実行犯が語る「よど号ハイジャック事件」50年目の新事実【上】

彼らは今、北朝鮮で何を思うのか
伊藤 孝司 プロフィール

日米の動きに連動して取材が実現

米国は、北朝鮮が「よど号」ハイジャック犯を保護していることを「テロ支援国家」指定の理由の一つとしていた。それが2008年10月に解除されることになり、「グループ」の帰国の可能性が出てきた。そのため、スポークスマンの若林盛亮への取材が実現。これは『週刊現代』7月26日号に「北朝鮮 よど号犯が独占激白 『日本人拉致』と『帰国』」として発表した。

次に、ハイジャックを決行した4人へのインタビューを計画した。

ハイジャック事件が起きた当時、『週刊少年マガジン』に連載されていた漫画「あしたのジョー」(原作:梶原一騎、画:ちばてつや)は爆発的人気を誇っていた。リーダーの田宮は、事件直前に執筆した「出発宣言」に「最後に確認しよう。われわれは“明日のジョー”である」と結ぶほどだった。「赤軍派」のハイジャック犯にとって、「あしたのジョー」は特別な意味を持っていたのだ。

そのため2009年4月、4人に「あしたのジョー」への思いを中心にインタビューをし、『週刊現代』5月16・23日合併号に「よど号ハイジャック犯が語る『40年目のあしたのジョー』」を掲載した。

自分たちが所有する「あしたのジョー」を前にした4人(2009年4月13日撮影)

その後、私は、「グループ」が居住する「日本人村」で、妻たちを含めた6人を取材する交渉を続けたものの実現には至らなかった。

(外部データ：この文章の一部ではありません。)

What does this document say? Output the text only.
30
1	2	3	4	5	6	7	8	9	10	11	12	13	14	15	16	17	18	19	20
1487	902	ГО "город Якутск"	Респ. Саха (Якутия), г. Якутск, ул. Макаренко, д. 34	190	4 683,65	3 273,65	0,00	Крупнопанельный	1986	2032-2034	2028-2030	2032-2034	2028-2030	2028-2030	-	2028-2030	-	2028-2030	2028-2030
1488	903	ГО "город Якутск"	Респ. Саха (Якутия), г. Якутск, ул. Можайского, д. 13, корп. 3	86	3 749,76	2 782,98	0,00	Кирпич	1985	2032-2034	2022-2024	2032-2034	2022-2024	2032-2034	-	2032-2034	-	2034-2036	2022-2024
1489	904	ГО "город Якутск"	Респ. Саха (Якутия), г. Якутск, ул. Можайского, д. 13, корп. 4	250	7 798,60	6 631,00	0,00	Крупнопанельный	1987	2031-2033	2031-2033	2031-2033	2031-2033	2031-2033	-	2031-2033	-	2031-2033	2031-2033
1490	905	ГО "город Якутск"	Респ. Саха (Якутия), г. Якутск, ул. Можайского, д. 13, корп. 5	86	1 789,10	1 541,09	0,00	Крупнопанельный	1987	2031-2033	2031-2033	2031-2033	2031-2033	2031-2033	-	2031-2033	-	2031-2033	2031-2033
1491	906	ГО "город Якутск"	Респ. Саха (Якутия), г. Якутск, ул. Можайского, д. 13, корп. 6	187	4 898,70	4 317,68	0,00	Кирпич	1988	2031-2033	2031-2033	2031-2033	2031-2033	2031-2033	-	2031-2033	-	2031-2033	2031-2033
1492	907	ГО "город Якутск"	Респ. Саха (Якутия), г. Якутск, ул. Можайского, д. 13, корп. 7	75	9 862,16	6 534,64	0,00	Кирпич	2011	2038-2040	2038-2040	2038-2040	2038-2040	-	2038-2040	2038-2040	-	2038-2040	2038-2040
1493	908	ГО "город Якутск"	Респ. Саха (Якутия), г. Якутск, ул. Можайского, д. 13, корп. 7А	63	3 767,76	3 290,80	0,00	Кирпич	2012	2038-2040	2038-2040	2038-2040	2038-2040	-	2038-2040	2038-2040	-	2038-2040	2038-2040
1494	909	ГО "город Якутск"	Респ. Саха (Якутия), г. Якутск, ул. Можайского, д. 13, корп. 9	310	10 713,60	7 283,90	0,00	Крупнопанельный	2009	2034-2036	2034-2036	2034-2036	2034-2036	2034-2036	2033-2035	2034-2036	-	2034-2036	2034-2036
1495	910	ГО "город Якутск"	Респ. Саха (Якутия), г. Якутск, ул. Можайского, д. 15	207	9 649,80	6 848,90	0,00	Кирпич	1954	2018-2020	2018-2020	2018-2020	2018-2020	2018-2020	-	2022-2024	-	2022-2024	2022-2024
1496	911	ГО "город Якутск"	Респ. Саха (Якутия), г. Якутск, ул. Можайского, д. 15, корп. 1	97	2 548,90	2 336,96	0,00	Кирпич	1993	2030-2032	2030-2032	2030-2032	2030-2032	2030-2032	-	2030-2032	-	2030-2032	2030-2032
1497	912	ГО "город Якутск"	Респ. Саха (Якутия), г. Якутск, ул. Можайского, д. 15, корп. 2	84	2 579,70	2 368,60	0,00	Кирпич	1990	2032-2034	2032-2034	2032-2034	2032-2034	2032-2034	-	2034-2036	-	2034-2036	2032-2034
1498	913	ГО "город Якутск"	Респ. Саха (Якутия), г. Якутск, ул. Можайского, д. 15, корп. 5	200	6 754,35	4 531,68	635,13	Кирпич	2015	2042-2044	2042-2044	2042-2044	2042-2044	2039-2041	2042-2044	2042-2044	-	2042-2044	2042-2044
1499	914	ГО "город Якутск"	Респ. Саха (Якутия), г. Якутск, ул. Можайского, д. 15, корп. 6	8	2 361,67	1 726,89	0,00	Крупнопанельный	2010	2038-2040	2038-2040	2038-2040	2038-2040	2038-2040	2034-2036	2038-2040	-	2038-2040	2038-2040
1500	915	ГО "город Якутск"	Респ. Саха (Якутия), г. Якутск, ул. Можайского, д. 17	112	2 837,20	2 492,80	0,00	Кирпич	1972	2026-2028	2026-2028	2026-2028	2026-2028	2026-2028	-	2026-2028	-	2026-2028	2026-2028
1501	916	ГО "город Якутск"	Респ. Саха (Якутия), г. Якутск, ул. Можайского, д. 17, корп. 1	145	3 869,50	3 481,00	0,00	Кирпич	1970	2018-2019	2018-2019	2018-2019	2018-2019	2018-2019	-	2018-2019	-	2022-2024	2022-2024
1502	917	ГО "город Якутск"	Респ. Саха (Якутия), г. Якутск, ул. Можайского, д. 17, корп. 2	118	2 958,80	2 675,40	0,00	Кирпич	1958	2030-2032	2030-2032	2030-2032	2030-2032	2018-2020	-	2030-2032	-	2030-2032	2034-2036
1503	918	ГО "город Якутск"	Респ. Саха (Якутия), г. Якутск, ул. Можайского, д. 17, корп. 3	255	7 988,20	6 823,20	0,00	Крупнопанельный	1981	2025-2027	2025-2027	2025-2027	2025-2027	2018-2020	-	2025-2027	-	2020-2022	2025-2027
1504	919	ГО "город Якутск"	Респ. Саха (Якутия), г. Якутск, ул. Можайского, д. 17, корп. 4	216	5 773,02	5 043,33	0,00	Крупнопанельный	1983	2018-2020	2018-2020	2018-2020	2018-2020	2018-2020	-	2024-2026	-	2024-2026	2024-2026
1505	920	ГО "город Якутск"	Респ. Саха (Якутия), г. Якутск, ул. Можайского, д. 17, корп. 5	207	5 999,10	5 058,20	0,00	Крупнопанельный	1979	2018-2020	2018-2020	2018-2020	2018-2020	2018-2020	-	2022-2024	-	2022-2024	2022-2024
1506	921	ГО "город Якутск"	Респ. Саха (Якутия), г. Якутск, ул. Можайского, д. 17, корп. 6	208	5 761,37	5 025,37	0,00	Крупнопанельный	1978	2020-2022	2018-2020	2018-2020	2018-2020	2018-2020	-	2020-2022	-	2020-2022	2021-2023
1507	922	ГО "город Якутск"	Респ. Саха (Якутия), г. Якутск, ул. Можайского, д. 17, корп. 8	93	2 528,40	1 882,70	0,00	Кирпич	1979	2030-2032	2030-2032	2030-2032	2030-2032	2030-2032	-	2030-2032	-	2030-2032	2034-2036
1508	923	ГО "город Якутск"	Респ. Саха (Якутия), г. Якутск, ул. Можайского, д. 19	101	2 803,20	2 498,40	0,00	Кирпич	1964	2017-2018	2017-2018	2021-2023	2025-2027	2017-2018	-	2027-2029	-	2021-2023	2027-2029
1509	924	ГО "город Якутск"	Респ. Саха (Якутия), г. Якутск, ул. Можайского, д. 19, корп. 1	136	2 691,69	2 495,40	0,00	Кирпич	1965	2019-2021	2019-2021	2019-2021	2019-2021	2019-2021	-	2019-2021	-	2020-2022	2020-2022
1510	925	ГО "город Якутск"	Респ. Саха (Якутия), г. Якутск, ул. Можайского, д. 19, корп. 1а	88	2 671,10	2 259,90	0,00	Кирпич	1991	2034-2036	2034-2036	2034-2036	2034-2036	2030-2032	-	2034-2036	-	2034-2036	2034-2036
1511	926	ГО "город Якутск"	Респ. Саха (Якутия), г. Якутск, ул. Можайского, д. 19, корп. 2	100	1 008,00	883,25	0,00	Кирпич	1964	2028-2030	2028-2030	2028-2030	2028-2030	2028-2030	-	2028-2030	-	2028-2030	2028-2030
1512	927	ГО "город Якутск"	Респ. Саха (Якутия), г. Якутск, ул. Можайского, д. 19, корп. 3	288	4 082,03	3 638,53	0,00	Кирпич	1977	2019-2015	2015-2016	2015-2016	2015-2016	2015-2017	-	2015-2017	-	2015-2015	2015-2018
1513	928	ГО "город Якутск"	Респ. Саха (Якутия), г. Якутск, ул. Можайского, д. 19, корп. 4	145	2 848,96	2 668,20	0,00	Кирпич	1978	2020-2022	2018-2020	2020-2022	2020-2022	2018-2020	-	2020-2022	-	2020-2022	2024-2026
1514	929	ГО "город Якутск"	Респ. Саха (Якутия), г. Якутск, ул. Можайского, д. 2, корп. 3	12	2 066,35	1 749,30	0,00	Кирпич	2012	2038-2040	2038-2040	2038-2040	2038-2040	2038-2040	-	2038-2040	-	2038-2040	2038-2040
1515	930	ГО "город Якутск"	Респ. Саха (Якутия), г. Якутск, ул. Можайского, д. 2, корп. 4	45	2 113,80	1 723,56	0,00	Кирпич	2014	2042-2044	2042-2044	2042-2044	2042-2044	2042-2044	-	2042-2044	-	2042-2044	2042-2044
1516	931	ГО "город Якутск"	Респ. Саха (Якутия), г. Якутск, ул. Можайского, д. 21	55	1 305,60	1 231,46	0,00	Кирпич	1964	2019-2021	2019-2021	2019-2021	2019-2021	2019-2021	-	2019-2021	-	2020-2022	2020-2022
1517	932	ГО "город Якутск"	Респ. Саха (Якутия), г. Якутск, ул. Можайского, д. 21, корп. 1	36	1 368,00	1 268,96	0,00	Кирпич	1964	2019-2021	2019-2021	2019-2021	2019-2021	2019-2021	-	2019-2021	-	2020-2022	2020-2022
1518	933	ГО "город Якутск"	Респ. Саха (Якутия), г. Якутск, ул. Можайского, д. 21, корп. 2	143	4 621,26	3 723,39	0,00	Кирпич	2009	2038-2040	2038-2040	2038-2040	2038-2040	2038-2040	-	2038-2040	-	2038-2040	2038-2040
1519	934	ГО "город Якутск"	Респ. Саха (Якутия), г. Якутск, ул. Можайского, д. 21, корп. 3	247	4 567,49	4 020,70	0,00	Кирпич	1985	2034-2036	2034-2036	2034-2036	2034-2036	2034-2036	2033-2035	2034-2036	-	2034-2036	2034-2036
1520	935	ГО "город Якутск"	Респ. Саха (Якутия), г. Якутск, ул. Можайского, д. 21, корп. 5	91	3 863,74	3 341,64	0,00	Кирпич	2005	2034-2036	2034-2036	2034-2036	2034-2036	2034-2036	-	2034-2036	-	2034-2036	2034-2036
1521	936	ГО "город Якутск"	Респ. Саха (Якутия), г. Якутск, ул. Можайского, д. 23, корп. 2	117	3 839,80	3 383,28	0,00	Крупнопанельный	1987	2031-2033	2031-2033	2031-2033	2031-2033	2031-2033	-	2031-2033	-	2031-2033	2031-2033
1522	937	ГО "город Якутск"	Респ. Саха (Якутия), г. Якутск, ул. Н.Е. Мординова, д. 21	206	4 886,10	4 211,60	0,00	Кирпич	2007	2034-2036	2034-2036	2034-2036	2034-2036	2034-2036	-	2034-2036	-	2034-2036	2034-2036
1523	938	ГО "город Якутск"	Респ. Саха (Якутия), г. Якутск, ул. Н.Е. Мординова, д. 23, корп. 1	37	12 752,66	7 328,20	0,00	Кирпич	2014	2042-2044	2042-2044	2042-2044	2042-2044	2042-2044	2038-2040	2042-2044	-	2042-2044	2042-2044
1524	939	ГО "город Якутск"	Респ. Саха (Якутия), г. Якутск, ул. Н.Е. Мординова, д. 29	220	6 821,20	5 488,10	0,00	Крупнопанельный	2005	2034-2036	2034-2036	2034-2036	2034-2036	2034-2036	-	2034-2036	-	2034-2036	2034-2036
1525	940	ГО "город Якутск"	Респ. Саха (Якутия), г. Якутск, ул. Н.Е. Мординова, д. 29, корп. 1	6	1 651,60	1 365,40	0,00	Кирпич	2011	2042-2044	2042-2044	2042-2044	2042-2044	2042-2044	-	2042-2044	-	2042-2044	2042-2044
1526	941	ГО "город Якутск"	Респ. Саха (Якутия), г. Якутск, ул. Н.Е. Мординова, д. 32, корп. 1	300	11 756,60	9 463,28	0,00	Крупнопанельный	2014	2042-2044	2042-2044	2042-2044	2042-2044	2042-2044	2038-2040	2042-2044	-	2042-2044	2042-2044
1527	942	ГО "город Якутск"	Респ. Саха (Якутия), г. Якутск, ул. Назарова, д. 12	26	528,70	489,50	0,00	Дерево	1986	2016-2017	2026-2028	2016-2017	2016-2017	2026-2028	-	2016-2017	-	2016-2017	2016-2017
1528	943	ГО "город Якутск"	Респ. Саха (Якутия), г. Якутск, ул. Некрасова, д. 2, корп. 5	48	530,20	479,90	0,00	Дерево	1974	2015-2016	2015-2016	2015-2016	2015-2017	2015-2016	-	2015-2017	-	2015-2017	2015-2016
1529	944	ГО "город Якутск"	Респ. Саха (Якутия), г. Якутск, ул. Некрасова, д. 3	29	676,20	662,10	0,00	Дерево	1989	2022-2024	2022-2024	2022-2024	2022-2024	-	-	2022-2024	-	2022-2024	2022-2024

ところが2014年5月の「日朝ストックホルム合意」によって、北朝鮮が国内で暮らす“日本人調査”を実施することが決まると、日本政府との帰国交渉を望む「グループ」は、一転して私の取材を受け入れることになった。

その年の9月、私は「村」に7日間滞在して徹底取材をした。それはテレビ東京系列『未来世紀ジパング』(10月20日放送)などで発表した。

2年ほど前からハイジャック事件50年に向けた取材交渉をしてきたが、彼らと直接会って取材することはついに実現しなかった。そこで「グループ」へ54項目の質問を送付したところ、A4用紙37枚におよぶ「回答」が送られてきた。また、この記事のために最近の写真を依頼したところ、新たに撮影したものを含めた4枚が手元に届いた。

この「回答」には、今まで明らかにされてこなかった話が数多く含まれている。それらを中心にして「よど号ハイジャック事件」を振り返り、知られざる「グループ」の活動や生活、帰国をめぐる新たな動きを紹介する。

 

なお、彼らからの文章を少しでも忠実に伝えるため、分かりにくい箇所のみの修正にとどめた。また「グループ」が、北朝鮮を「朝鮮」としているのはそのままにしている。